When local business and labor groups came out with their respective studies on the impacts of hiking L.A.’s minimum wage last week, the fact that they came to different conclusions – business opposing and labor supporting – was not surprising.

But the studies couldn’t even agree on what they were studying.

The business study, commissioned by the Los Angeles Area Chamber of Commerce and conducted by local consulting firm Beacon Economics, only looked at the economic impact of L.A. Mayor Eric Garcetti’s proposal to raise the wage to $13.25 an hour by 2017. Not surprisingly, the study concluded that this wage hike would result in businesses locating or expanding outside the city and that in turn would mean a loss of jobs.

When asked why the chamber did not ask Beacon to examine the impact of a $15.25-an-hour wage proposed by several council members, chamber policy director Ruben Gonzalez said, “Because as this study shows $13.25 an hour damages the economy and job creation. So another two dollars would be even more challenging.” 

The labor study, commissioned by the Los Angeles County Labor Federation and conducted by the Los Angeles Economic Roundtable and two UCLA labor institutes, only looked at the impact of the $15.25 an hour proposal. It did not even mention the $13.25-an-hour plan.

When asked why, Rusty Hicks, the federation’s executive secretary-treasurer, said, “$15.25 per hour along with earned sick leave and protection against wage theft is what families need to thrive in L.A.”

Bio Tax

Just as a plan for a biotech park near Los Angeles County-USC Medical Center gathers steam, an L.A. councilman has proposed giving biotech firms in the city a tax break.

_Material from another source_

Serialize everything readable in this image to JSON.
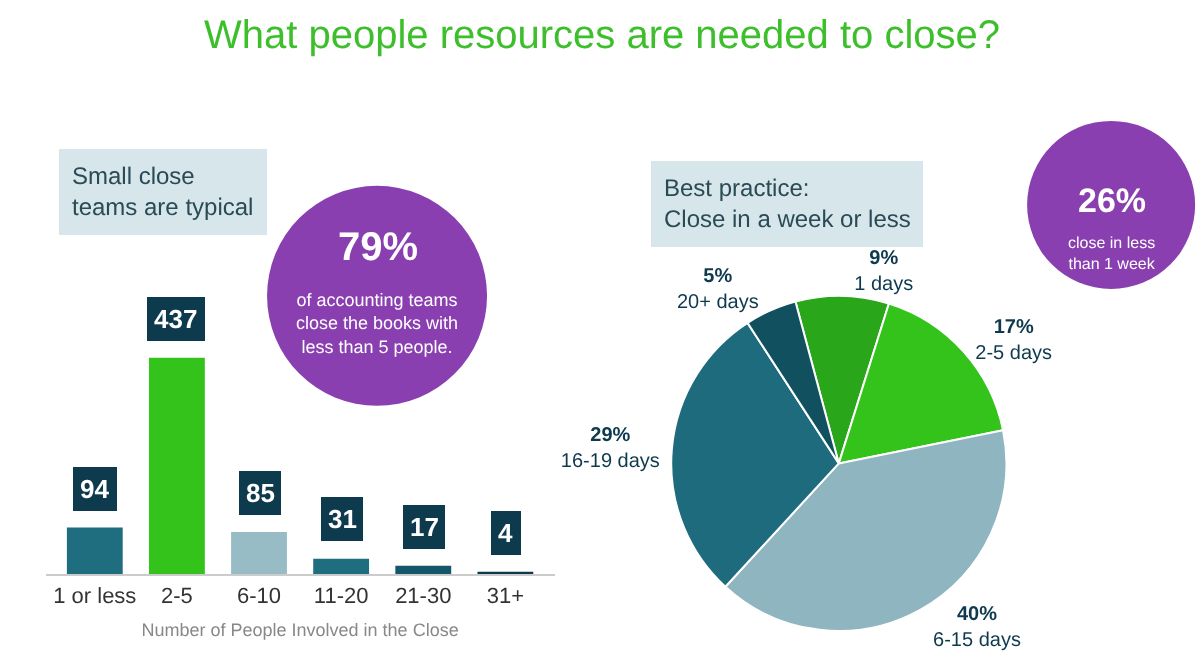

Right now, biotech companies pay the city’s top gross receipts tax rate of $5.07 per $1,000 of revenues, though that will drop to $4.25 by 2015 thanks to previously enacted reductions.

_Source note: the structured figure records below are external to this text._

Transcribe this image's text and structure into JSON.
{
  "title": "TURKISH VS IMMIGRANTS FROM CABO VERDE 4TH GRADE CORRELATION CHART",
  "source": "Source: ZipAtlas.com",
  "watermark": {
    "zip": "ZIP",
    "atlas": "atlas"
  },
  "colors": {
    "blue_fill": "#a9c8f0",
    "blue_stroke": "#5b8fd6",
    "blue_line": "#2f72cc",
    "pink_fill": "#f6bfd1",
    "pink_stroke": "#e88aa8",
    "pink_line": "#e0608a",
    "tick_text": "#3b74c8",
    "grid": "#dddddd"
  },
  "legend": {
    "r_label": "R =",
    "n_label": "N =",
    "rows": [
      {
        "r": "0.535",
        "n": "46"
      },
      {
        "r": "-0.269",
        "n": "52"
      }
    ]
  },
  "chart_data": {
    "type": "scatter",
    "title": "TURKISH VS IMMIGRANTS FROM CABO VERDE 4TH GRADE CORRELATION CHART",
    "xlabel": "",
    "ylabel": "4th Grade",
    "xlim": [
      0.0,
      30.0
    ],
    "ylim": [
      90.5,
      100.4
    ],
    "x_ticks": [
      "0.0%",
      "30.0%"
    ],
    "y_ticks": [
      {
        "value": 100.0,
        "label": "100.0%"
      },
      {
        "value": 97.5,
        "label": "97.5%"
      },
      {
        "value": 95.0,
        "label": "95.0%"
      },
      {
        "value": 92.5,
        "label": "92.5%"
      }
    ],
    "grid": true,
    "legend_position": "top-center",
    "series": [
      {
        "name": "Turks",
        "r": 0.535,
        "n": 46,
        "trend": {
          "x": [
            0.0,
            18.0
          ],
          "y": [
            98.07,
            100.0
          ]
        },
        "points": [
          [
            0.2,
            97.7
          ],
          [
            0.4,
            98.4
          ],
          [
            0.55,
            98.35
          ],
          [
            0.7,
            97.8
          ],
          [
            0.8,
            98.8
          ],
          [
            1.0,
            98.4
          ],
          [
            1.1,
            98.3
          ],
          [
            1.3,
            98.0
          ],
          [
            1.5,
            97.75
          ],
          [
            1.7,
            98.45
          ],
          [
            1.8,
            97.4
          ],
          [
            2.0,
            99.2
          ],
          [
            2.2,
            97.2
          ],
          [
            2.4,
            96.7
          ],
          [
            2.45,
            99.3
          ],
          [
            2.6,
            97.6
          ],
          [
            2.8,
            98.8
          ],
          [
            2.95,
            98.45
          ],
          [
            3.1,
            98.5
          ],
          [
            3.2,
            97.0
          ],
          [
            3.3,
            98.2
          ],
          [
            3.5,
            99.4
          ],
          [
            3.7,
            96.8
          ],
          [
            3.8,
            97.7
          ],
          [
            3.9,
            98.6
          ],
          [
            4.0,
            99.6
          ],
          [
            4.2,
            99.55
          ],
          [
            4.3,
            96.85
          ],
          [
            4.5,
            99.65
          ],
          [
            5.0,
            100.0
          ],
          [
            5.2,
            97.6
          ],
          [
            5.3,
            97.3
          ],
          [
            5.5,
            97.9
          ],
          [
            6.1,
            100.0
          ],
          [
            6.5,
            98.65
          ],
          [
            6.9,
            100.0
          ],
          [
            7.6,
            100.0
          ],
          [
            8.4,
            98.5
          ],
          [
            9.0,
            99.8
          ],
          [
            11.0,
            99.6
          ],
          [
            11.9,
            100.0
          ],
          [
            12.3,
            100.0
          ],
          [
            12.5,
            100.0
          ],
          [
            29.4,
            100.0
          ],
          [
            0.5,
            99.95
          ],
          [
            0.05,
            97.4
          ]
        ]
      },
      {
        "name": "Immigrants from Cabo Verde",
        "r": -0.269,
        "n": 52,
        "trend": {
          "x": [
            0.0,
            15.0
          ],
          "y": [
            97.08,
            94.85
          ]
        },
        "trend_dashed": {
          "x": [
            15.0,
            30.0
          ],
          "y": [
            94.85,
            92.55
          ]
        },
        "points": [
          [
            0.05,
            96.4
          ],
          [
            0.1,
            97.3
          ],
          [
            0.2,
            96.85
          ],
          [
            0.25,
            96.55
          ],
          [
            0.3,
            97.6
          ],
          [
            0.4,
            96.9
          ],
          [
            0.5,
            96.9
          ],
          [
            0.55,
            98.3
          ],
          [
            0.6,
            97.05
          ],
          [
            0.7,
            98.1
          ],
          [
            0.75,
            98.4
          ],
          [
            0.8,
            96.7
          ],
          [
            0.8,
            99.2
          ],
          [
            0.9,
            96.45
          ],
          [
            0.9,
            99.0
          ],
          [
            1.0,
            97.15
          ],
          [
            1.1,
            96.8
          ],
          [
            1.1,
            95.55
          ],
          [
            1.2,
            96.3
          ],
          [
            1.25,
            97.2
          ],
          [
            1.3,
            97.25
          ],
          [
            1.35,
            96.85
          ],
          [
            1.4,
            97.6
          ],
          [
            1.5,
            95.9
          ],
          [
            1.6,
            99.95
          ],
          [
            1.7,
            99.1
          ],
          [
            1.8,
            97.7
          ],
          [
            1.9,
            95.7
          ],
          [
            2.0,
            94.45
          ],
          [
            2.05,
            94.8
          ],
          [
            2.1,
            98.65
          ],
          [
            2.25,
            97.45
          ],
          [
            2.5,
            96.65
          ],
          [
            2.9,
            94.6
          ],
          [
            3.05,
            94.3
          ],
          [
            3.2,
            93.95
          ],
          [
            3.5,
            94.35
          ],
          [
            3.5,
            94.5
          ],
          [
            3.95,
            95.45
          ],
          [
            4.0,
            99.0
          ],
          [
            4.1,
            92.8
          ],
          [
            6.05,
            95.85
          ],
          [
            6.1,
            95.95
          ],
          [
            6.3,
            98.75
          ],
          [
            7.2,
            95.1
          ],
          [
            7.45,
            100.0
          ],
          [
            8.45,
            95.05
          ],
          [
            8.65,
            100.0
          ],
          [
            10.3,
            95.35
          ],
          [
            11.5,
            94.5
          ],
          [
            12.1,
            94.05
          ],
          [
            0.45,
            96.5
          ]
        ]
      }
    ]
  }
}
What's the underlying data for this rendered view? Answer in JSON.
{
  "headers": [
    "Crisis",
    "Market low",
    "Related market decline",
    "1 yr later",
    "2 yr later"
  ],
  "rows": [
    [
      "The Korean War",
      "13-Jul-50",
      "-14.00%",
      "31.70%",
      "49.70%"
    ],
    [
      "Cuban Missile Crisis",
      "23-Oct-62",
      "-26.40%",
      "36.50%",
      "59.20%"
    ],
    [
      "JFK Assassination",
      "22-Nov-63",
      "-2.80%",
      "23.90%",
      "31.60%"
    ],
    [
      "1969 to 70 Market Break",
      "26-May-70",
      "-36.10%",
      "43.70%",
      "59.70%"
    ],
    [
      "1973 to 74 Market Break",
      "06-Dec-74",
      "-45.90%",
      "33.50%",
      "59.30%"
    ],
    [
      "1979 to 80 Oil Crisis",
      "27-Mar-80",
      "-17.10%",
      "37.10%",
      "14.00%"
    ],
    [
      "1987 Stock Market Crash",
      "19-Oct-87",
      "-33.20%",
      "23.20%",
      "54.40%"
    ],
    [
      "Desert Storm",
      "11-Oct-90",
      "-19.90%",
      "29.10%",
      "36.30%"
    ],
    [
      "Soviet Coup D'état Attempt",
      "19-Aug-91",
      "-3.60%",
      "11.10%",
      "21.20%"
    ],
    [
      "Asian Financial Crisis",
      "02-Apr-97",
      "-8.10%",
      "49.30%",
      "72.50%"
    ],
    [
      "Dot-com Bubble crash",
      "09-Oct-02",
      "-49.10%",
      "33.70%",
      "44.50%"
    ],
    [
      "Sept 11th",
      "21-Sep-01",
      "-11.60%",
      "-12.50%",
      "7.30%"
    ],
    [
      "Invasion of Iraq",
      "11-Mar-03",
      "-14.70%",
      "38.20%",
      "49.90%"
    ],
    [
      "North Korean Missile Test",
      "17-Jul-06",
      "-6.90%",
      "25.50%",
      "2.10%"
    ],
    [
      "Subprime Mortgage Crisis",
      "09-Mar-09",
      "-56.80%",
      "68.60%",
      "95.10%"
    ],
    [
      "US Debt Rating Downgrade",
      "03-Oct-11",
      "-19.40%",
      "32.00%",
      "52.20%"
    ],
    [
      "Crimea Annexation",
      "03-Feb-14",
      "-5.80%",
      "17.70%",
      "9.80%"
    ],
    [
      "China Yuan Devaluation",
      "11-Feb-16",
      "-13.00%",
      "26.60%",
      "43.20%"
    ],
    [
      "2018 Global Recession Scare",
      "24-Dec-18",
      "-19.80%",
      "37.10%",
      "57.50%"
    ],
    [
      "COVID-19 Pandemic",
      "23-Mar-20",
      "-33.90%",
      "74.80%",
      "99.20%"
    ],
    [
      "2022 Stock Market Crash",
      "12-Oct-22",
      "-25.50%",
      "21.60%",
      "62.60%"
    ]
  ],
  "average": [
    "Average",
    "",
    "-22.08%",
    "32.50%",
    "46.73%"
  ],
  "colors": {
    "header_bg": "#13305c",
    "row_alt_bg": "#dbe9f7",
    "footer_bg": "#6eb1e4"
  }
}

City Councilman Mitch Englander this month introduced a motion to reduce or eliminate the city’s gross receipts tax for biotech firms, with the choice of whether to reduce or eliminate the tax to be made after city staff weighs in with a report.

Of course, most biotech firms have little or no revenue, especially in their early stages, and thus are already eligible for the city’s small-business exemption. But occasionally a biotech firm hits upon a blockbuster drug and enters a phase of explosive growth. And it’s keeping those firms in Los Angeles that this proposal is aimed at, said Lloyd Greif, chief executive of downtown L.A. investment bank Greif & Co. and chairman of the city’s Business Tax Advisory Committee. Three years ago, that committee proposed completely eliminating the gross receipts tax in phases.